"He's had a long day. He's been dry for a long time," she added, noting "he couldn't stretch. It's like being on a long plane ride."
After being cooped up for so long, Big Guy moved pretty slowly when he first arrived at his new home Friday about 6 a.m. He sniffed the air above his head. His body wiggled now and then, but he didn't move when the cage's gate was opened.
Since he couldn't see the opening, having been blinded in some sort of battle or accident in the open seas before his rescue two years ago by the Marine Mammal Care Center in Los Angeles, Hanenburg got Big Guy's attention by repetitive pats on a home plate-size piece of plywood.
"Come on," she urged, reciting another word Big Guy had learned in his training at the California care center. "Follow."
And he did.
A couple of thrusts of his big body Big Guy ate more food than any other animal ever treated at the care center and he was out of the cage, flopping along the concrete floor before turning into his pool, Hanenburg's voice and the smell of herrings leading him in the right direction.
Probably the smell of water, too, judging by the sea lion's obvious joy as he whirled around the 15-foot-by-15-foot pool, doing the backstroke on a few of the laps. His every move was watched by smiling Hogle Zoo staffers, and photographed by a few.
"He's probably much more relaxed now. Getting forklifted and crated and having planes around you is a scary thing," said Hanenburg, as one of her coworkers ushered everyone out of the pool area near what will be, come June 1,Big Guy's home in Hogle Zoo's new $18 million Rocky Shores exhibit.
Big Guy needed to rest.
Hanenburg and her coworkers will spend the next few weeks building a relationship with Big Guy, a rapport built around their daily deliveries of breakfast, lunch and dinner herrings, herrings and more herrings.

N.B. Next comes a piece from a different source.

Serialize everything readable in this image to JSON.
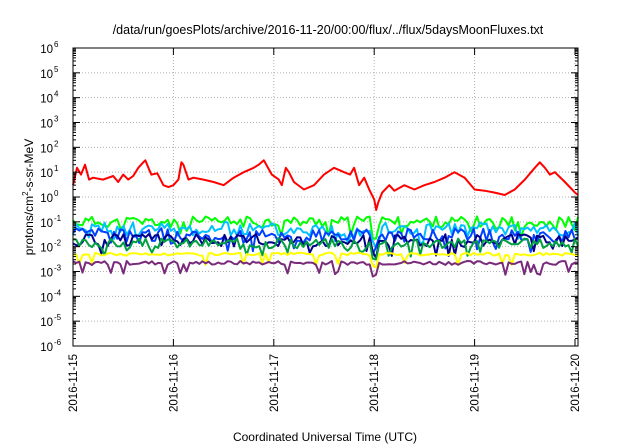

"He has a high hunger drive," she said. "After a while he'll know that every time we show up good things happen."
Big Guy's presence overshadowed the arrival of two young sea lions, Maverick and Rocky, who also will join seals, eagles and bears as residents of Rocky Shores. The bears include Rizzo, a 14-year-old female polar bear who watched Friday's proceedings from an open-air cage, where she has been acclimating since being delivered to Hogle Zoo earlier this week.
Like Big Guy, the exuberant little sea lions frolicked in their pens, sliding on their bellies and flopping into their pools, splashing, yawning and generally making a ruckus.
Friday's welcoming ceremony was an important milestone for the zoo, which now includes several keepers imported from California and Florida because "they have the passion, educational background and expertise of working with marine animals," said Hogle Zoo spokeswoman Erica Hansen.
"These are the last of our new animals. The seals and others are already in their exhibits," she added, counting down the days to the debut of Rocky Shores. "We're inching closer to June 1."
The $18 million exhibit that Utah's Hogle Zoo will unveil June 1 will be home to Big Guy, a blind, 850-pound sea lion that arrived Friday from California. Lacking adequate facilities, Hogle Zoo has not had a sea lion for 17 years or a seal for 18 years.